Workshop on Regression Graphics

R. Dennis Cook and Sanford Weisberg, University of Minnesota


This course will provide an overview of the ideas of regression graphics, which is a collection of methodological tools that are used to discover and understand dependence of a response on predictors primarily through the use of simple graphs in one, two and three dimensions. It will mostly follow the outline of the book An Introduction to Regression Graphics, published by Wiley in 1994.

Prerequisite for this course is familiarity with standard regression methodology at the level of one of the major textbooks in this area. The course will also introduce the R-code, which is Xlisp-Stat computer code that accompanies the book and allows the user to use all the methods described in the book and in the course. The program is very easy to use, and requires no knowledge of lisp.

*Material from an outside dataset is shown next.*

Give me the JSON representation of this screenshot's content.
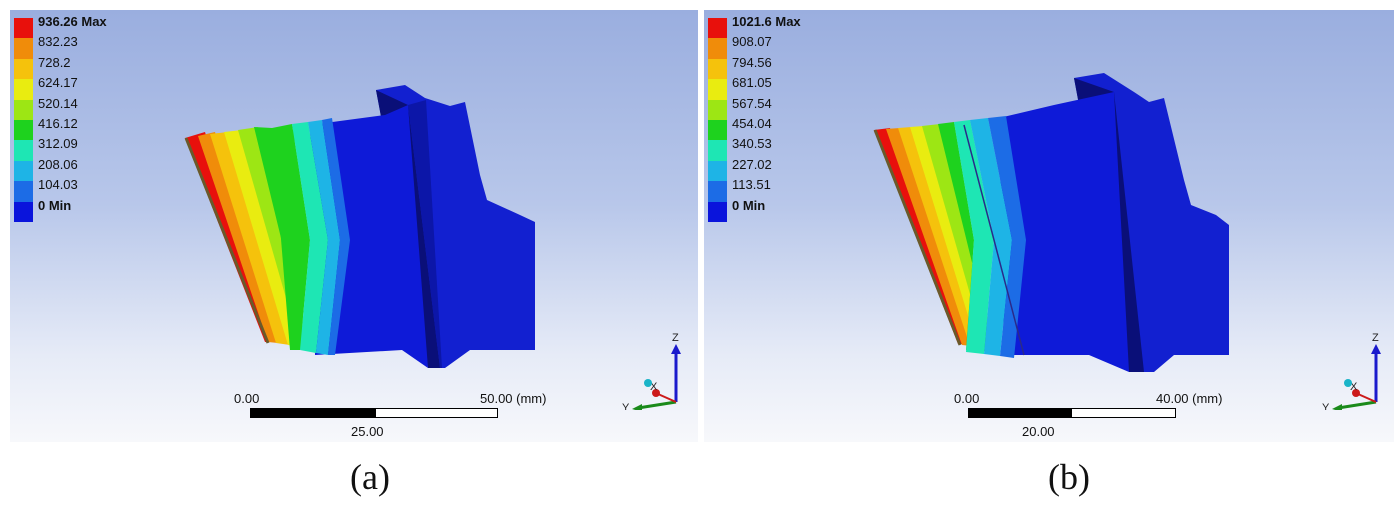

The objectives of this course is to help university-level instructors gain the confidence to use regression graphics in their own teaching, and to provide training in the methodology for practicing statisticians for use in their own work. Particpants will also be given access to the R-code2, the lastest version of the R-code.

Outline of the course

  1. Introduction illustrating graphical issues.
  2. Foundations: Structural dimension, sufficient summary plots, linear predictors, first graphical inference
  3. Finding summary plots and exploring the importance of linear predictors.
  4. Illustrations, 3D plots, residual plots
  5. Graphics for regressions with a binary response
  6. Graphics for model assessment.
Throughout the course, we will include hints for teaching, and demonstrate the use of the R-code for doing the analyses suggested.

Target population

The target population is graduate students, university-level instructors who teach regression analysis, and practicing statisticians who wish to learn the latest ideas in using graphs to understand regression problems.

Learning outcomes

Regression analysis is one of the fundamental tools of the practicing statistician. The traditional role of graphics in regression, at least with many predictors, has really been peripheral, dealing mostly with questions of model adequacy. Regression graphics moves graphs to the center of analysis. This requires some new theory, but this theory can be presented at a very general and intuitive level. Our hope is to encourage the participants to use this approach in their own work, and particularly in their own teaching.